Publication / 05 Oct 2010

Universal Ownership: Why Environmental Externalities Matter to Institutional Investors (full report)

The UN-backed Principles for Responsible Investment and UNEP Finance Initiative commissioned Trucost to calculate the cost of global environmental damage and examine why this is important to the economy, capital markets, companies and institutional investors.

PRI

This report helps investors measure the unaccounted costs of business activities by putting a price on natural resources that power business but rarely show up on corporate balance sheets. This study provides an important rationale for action by large institutional investors that have a financial interest in the wellbeing of the economy as a whole.

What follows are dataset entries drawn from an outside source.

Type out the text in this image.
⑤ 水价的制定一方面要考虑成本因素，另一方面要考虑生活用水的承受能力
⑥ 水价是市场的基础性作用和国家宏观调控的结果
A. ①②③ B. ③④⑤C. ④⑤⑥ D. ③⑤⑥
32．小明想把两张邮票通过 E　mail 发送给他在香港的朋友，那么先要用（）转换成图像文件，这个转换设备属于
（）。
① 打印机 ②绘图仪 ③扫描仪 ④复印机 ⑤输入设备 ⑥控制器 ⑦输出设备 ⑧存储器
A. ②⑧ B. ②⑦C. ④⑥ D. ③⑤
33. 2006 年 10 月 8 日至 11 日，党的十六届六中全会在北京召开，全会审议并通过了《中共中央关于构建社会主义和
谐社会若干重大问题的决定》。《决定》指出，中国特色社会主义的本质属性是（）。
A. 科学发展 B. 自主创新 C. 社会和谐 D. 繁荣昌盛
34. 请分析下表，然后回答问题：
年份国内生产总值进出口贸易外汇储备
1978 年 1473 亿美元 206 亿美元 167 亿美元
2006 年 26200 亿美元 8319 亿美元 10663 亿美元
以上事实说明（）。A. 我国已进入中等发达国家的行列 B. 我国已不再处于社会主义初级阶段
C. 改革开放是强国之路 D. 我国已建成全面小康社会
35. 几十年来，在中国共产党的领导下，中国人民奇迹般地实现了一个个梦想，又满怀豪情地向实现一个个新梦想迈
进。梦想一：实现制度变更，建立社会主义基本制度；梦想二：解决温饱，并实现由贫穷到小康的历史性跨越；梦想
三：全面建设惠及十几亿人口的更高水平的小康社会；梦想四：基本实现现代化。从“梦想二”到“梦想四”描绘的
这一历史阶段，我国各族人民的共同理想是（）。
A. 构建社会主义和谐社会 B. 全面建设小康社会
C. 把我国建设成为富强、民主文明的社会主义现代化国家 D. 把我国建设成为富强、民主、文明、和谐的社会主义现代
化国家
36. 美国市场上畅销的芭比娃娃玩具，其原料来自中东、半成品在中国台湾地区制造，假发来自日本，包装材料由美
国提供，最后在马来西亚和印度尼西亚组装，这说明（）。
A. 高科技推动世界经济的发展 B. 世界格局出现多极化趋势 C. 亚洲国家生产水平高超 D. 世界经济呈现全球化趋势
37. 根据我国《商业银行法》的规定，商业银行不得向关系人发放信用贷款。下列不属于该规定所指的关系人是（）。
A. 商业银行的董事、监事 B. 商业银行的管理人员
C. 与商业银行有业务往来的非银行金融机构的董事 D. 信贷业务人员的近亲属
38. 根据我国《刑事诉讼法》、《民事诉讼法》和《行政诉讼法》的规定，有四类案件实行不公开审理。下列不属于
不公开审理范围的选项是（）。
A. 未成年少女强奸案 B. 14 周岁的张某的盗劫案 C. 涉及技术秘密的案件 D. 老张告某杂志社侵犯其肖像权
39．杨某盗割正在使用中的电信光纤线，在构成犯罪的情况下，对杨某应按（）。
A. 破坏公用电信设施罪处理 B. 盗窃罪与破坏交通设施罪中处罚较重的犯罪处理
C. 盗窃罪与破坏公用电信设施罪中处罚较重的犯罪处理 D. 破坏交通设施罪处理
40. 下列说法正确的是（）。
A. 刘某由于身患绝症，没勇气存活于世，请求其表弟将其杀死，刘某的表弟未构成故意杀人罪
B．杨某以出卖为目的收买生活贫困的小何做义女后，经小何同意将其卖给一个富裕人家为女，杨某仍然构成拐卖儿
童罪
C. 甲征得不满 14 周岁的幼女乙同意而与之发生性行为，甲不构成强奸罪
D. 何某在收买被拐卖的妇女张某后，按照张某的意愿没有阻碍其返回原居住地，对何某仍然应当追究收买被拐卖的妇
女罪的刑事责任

Large institutional investors are, in effect, “Universal Owners”, as they often have highly-diversified and long-term portfolios that are representative of global capital markets. Their portfolios are inevitably exposed to growing and widespread costs from environmental damage caused by companies. They can positively influence the way business is conducted in order to reduce externalities and minimize their overall exposure to these costs. Long-term economic wellbeing and the interests of beneficiaries are at stake. Institutional investors can, and should, act collectively to reduce financial risk from environmental impacts.

The results are that the estimated annual environmental costs from global human activity is US$6.6 trillion, equating to 11% of global GDP in 2008. The cost of environmental damage caused by the world’s 3,000 largest publicly-listed companies in 2008 was US$2.15 trillion. More than half of company earnings could be at risk from environmental costs in an equity portfolio weighted according to the MSCI All Country World Index.